Ao chegarem à residência, os policiais encontraram a vítima com diversas lesões pelo corpo, principalmente no rosto, que apresentava sinais evidentes das agressões. No interior do imóvel, também foram localizadas manchas de sangue espalhadas pelo chão. Conforme a corporação, um dos filhos indicou aos agentes que o sangue era da própria mãe.

A vítima confirmou que havia discutido com o companheiro durante a madrugada e relatou ter sido agredida. Ainda segundo a investigação, a denúncia apontava que o suspeito exercia controle psicológico e financeiro sobre a mulher, situação que poderia dificultar a busca por ajuda e o rompimento do ciclo de violência.

Durante o atendimento da ocorrência, as crianças relataram aos policiais que presenciavam constantes episódios de violência entre os pais. Segundo os irmãos, em algumas ocasiões o pai chegava a pegar uma faca para ameaçar ou tentar atacar a mãe.

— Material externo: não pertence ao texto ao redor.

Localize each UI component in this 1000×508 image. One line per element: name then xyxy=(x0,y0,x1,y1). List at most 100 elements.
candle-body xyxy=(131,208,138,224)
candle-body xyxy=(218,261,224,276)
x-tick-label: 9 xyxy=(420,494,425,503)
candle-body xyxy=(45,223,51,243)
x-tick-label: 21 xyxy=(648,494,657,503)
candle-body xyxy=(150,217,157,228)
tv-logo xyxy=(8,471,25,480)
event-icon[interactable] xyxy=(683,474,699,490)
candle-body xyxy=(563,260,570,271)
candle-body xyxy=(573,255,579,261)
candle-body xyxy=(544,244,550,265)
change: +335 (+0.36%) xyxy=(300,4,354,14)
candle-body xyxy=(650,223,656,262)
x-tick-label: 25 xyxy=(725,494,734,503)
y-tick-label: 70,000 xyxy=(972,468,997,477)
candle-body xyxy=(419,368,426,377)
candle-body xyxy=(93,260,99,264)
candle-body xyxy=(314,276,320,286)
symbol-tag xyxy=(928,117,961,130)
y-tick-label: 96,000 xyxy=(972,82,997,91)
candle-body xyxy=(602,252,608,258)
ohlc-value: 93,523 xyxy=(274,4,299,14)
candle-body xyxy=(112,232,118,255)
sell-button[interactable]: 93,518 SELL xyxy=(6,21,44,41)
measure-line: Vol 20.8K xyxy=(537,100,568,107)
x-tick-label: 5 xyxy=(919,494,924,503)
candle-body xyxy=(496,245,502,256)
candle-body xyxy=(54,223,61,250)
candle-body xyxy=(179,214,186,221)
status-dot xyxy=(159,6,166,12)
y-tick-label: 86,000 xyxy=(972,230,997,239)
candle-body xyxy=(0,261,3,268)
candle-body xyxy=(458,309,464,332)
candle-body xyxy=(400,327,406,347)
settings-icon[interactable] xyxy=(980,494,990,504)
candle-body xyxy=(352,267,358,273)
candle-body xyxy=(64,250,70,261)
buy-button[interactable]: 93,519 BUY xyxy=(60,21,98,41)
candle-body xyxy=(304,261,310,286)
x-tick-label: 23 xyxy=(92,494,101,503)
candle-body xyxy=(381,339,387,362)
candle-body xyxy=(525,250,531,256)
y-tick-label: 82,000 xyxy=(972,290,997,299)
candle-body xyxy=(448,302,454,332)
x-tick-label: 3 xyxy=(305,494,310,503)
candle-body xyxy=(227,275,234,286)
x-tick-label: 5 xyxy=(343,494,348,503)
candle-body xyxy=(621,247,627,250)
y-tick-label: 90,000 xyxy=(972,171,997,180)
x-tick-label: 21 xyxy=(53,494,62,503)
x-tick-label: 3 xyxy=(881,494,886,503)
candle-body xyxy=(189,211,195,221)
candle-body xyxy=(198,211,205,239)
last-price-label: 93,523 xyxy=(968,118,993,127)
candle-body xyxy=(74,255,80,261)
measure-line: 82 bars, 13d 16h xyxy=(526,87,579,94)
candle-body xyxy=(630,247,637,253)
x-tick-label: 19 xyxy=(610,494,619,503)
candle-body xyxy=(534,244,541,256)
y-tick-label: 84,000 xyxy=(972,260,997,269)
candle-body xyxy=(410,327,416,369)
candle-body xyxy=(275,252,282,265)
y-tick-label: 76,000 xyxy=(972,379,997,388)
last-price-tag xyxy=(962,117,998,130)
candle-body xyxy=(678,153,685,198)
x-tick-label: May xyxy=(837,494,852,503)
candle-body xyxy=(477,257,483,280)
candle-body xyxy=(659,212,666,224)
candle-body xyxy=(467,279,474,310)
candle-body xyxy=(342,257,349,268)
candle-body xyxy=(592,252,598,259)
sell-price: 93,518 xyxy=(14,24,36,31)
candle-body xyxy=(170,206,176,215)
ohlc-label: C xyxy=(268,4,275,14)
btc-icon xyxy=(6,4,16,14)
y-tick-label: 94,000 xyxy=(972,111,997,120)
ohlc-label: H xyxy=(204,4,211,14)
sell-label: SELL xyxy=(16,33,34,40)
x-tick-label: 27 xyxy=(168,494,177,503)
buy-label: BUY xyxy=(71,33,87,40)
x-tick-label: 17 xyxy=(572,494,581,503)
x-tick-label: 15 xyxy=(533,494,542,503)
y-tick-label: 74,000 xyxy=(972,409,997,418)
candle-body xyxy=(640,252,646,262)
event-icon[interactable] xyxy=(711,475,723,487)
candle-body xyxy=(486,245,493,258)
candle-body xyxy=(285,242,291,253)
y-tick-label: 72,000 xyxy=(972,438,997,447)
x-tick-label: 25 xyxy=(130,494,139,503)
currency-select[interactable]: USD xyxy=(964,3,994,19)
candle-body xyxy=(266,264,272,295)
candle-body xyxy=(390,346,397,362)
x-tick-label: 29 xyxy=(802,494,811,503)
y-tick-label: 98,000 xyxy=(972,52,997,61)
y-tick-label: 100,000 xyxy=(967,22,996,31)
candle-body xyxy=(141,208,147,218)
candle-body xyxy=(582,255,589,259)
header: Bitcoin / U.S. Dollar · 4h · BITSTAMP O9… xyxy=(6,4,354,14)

Ainda conforme a Polícia Civil, os meninos contaram que tentavam impedir as agressões e, quando o pai avançava contra a mulher, mordiam o agressor para fazê-lo parar. Os relatos também indicam que eles se tornavam vítimas da violência ao tentar defender a mãe. De acordo com a corporação, o homem reagia com agressividade e também atacava os filhos quando eles interferiam.

Para os investigadores, o caso revela uma rotina marcada por episódios frequentes de violência dentro da residência, expondo crianças em idade pré-escolar a situações extremas e obrigando-as a assumir, repetidamente, o papel de proteger a própria mãe durante as agressões.